Cronaca

Sarno, hashish e coca nella movida: 11 condanne

Si chiude con 11 condanne l’inchiesta su una serie di gruppi di pusher che operavano in piena autonomia, l’uno dall'altro, su tutto il territorio di Sarno.

Foto d'archivio

Spaccio nella movida sarnese: si chiude con 11 condanne l’inchiesta su una serie di gruppi di pusher che operavano in piena autonomia, l’uno dall'altro, su tutto il territorio di Sarno.

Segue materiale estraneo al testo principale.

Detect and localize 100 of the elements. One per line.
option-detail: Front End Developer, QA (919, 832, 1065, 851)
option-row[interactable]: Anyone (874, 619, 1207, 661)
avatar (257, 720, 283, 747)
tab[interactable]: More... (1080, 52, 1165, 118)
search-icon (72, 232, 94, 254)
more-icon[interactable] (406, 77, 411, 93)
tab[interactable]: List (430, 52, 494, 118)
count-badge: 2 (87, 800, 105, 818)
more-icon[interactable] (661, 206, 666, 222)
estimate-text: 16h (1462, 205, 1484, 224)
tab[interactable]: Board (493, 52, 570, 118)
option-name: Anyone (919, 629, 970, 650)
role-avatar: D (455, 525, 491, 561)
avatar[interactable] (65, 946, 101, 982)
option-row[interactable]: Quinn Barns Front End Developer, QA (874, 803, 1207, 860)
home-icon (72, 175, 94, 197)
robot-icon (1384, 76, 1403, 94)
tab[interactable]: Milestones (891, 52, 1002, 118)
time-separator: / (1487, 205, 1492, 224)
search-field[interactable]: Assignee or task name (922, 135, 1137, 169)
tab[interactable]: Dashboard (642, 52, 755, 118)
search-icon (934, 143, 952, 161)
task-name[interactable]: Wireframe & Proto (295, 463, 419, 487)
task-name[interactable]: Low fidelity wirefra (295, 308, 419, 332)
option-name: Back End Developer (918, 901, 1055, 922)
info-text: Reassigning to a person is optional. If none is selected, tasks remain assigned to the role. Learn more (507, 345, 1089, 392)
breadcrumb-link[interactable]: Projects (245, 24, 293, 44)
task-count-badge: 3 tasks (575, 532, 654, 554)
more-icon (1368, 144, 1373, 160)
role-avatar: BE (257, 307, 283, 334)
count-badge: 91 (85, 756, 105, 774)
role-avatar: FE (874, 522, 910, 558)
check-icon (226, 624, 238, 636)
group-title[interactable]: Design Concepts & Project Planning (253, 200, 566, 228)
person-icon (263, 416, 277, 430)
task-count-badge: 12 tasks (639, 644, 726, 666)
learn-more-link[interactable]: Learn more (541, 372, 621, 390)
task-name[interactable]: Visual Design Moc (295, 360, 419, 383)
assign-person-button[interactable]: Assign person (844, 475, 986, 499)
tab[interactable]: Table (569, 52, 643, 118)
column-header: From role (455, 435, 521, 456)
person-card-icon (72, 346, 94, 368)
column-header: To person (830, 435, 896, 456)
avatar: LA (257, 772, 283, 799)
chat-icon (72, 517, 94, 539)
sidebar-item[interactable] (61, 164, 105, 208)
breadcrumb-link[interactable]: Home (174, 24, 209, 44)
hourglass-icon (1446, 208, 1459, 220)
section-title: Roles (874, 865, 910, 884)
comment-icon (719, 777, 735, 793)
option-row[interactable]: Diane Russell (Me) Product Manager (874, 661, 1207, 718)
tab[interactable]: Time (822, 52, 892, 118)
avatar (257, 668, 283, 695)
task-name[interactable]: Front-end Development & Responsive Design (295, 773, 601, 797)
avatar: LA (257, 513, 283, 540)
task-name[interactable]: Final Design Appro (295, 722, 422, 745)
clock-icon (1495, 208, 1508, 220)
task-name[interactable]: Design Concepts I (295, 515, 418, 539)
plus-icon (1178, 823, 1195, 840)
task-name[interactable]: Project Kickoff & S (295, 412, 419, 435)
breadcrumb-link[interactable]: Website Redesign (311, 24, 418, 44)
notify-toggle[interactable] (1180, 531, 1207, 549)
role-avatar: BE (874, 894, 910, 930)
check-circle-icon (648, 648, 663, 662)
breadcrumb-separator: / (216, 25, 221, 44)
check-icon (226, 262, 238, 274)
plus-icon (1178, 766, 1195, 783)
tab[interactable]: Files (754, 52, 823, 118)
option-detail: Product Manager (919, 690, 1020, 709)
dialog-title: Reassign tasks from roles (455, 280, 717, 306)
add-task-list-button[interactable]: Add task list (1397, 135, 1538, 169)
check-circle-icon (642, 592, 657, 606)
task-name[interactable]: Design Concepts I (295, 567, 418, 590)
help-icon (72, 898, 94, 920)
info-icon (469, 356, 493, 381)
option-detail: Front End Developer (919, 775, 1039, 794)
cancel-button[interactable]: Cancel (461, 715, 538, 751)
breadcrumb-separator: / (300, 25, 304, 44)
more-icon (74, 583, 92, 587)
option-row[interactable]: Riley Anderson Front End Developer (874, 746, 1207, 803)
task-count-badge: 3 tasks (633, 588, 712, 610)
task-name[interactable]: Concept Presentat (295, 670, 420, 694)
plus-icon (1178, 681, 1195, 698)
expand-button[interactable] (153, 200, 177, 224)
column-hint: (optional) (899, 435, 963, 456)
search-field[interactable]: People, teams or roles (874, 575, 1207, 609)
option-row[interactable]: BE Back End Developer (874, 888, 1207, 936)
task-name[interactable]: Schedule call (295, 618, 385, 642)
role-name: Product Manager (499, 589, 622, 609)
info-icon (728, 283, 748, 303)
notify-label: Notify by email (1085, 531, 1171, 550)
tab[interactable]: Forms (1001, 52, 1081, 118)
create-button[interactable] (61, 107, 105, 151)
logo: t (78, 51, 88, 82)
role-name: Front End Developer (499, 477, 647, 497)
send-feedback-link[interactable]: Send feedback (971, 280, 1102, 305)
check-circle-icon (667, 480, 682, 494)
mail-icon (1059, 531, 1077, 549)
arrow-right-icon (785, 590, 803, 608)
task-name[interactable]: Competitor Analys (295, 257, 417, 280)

Dinanzi al gup Luigi Levita, hanno patteggiato gli 11 indagati, collezionando quasi 20 anni di carcere totali.

Il blitz

L’indagine condotta dalla Procura di Nocera Inferiore portò alla scoperta di un gruppo di persone, volti noti e non, che si rifornivano nei paesi vesuviani. Il primo spunto investigativo lo diede una donna, madre di uno degli imputati, che passò informazioni ai carabinieri sulla persona che riforniva di stupefacente il figlio. Da lì, con le prime attività investigative, i militari ricostruirono i profili di almeno 6 gruppi che spacciavano cocaina su tutto il territorio. In particolare nella zona di Lavorate, dove veniva rifornita la movida. Per comunicare tra loro gli imputati usavano un codice specifico, con la droga che diventava "mozzarella" o "caffè", gestendo così un’attività di spaccio decisamente fiorente. Non si spacciava solo da casa di alcuni degli imputati, ma anche da ville o strutture pubbliche, come quella in via Sarno Palma, con la droga che passava da una grata, insieme ai soldi per le singole dosi. L’inchiesta, condotta dall’allora sostituto, Giuseppe Cacciapuoti, individuò quindici assuntori e tre pusher, arrestati in flagranza. Furono recuperati 600 grammi di hashish e 15 di cocaina. Il gruppo fu sgominato in soli tre mesi di indagine.